So gerne ich meine Beobachtungen im Garten machte, im Haus konnte ich
Spinnen lange Zeit weiterhin nicht leiden. Genervt fing ich sie ein,
schaute sie kaum an und warf sie leicht angewidert in den Garten. Ich
wusste ja, die Tiere zu verletzen oder zu töten ist nach dem
Bundesnaturschutzgesetz verboten. Sie sind ein Teil des großen Netzwerks
und fressen Insekten, Milben, Asseln und vielerlei mehr und werden auch
selbst zu Futter. Für Vögel, Fledermäuse – und andere Spinnen.
## Kunst und Mythos der Spinnen
Neu geordnet wurde mein Verhältnis zu Spinnen in Mettingen. Am Rande des
kleinen Ortes in Westfalen, zwischen biederen Einfamilienhäusern und
offenen Wiesen, liegt eine großzügige moderne Kunsthalle, die Draiflessen
Collection, gestiftet von der hier ansässigen
Unternehmer:innenfamilie Brenninkmeijer auf dem ehemaligen
Produktionsgelände ihrer Firma C & A. Mit meinem Mann besuchte ich dort vor
einem Jahr die Ausstellung „Fäden“. Ich erwartete Werke der vor allem von
Frauen betriebenen Kunst des Webens – und entdeckte Kunst und Mythos der
Spinnen.
Ich sah die Eisenskulptur „Spider“ der französisch-US-amerikanischen
Künstlerin Louise Bourgeois. Sie zeigte die Spinne groß, angriffslustig,
stark und doch auch bewahrend, mit drei Eiern aus Marmor, die sie im Bauch
trägt. Dazu erklärt die Künstlerin: „Die Spinne ist ein Loblied auf meine
Mutter, die meine beste Freundin war. Wie die Spinnen war auch meine Mutter
Weberin. Und sie war schlau wie eine Spinne.“
In der Ausstellung wurde auch ein mehr als 2.000 Jahre alter griechischer
Mythos erzählt, doch hier aus der Perspektive der Weberin Arachne. Sie,
eine Frau aus armen Verhältnissen, hat in eigener harter Arbeit ihre
Webfertigkeiten perfektioniert, aber immerfort muss sie sich anhören, ihre
Kunstfertigkeit habe sie der Gnade Athenes zu verdanken, der Göttin der
Weisheit, des Krieges und der Webkunst.
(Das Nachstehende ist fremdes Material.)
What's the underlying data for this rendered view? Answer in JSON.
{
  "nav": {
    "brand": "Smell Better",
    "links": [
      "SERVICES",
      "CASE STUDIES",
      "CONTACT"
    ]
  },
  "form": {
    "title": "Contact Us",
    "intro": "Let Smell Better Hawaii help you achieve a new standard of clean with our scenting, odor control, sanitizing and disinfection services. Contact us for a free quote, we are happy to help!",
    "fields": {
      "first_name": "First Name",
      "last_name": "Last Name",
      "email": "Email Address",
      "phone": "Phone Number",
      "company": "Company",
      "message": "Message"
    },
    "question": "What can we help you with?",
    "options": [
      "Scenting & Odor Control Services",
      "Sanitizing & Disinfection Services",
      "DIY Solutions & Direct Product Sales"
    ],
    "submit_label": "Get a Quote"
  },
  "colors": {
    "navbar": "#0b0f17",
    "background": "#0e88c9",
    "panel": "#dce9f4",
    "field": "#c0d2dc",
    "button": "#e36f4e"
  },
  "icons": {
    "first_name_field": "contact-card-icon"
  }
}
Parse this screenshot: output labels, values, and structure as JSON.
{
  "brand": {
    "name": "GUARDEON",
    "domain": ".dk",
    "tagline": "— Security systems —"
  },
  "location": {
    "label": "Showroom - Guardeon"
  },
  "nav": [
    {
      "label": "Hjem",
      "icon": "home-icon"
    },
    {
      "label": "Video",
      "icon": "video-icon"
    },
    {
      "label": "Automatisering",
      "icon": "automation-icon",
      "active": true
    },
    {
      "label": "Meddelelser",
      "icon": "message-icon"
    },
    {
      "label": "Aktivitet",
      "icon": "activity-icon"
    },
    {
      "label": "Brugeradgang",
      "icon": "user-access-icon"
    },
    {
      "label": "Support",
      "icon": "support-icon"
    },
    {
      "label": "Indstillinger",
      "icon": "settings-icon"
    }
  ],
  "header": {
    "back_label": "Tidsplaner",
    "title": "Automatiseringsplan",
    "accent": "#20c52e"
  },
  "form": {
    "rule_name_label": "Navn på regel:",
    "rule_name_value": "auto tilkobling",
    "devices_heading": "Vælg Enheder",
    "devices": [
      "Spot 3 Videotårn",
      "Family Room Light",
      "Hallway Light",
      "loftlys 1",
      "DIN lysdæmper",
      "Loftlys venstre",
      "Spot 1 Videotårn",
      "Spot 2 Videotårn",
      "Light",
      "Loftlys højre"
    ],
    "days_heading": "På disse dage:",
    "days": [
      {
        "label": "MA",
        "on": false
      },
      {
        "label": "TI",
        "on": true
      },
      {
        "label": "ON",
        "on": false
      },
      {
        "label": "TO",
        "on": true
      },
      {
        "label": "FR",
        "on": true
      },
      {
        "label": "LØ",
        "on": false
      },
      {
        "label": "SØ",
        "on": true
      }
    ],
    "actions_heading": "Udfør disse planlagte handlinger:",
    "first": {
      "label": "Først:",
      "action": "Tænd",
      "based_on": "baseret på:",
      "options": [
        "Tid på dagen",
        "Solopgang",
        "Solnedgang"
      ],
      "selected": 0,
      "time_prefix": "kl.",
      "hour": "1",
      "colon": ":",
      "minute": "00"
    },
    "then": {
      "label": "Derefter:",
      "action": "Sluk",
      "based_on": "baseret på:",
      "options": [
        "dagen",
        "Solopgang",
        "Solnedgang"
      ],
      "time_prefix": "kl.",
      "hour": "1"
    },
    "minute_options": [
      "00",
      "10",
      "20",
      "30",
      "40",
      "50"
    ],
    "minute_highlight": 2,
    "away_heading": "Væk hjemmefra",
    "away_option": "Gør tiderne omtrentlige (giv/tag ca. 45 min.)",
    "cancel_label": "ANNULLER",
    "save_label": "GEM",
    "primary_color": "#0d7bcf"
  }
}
Das will Arachne nicht länger
hinnehmen und sie fordert die mächtige Athene zum Wettkampf heraus. Beide,
Göttin und sterbliche Frau, weben mehrere Bilder. Arachne wagt es, mit
ihren Motiven Willkür und Machtmissbrauch der Götter anzuklagen. Voller Wut
zerreißt Athene diese Bildnisse, bespritzt Arachne mit einem Gift und
verwandelt sie so zur Spinne. Aus Arachne und ihren Nachkommen soll ein
Faden quellen, den sie auf ewig weben müssen. Bis heute heißen Spinnentiere
in der Wissenschaftssprache Arachniden.
## Für menschliche Zwecke lassen sie sich nicht nutzen
Diese Erzählung beeindruckt mich, und sie lässt mich anders auf Spinnen
blicken. Ich kann in ihnen Wesen sehen, die Eigensinn, Unangepasstheit und
hohes Können verkörpern. Aus dem eigenen Leib einen Faden zu erzeugen, der
extrem dünn, leicht, elastisch und reißfest ist und daraus Netze weben –
das ist Kunst! Bislang sind auch alle Versuche gescheitert, Spinnen und
ihre Fäden für menschliche Zwecke zu nutzen. Spinnen geben ihr Geheimnis
nicht preis. Das finde ich stark.
Wenn ich nun eine Spinne in Keller, Treppenhaus oder Zimmer entdecke,
betrachte ich sie freundlich. Zitterspinnen wackeln, wenn sie im Glas
gelandet sind. Das ist ihr Trick: Wenn ihre Umrisse verschwimmen, kann ein
Fressfeind sie nur noch schlecht erkennen. Ich muss jedes Mal lächeln, wenn
ich den Tanz des Tieres auf seinen langen grazilen Beinen sehe. Meistens
entferne ich jetzt die Spinnweben erst dann, wenn sich nur noch eine Hülle
darin findet, wenn die Spinne sich gehäutet hat und, größer geworden,
längst anderswo sitzt. Im Schlafzimmer lasse ich Spinnen ruhig hängen,
sorgen sie doch für meinen guten Schlaf. In ihren Netzen fangen sie die
Stechmücken, die meine Ruhe stören könnten. So ist die Spinne auch ein
eigenwilliges, immer wieder verblüffendes Nutztier.
22 Oct 2025
## LINKS
[1] /Kinder-fragen-die-taz-antwortet/!5850465
[2] /Spinnen-im-Haus/!6039513
[3] https://www.aok.de/pk/magazin/koerper-psyche/psychologie/warum-haben-mensch…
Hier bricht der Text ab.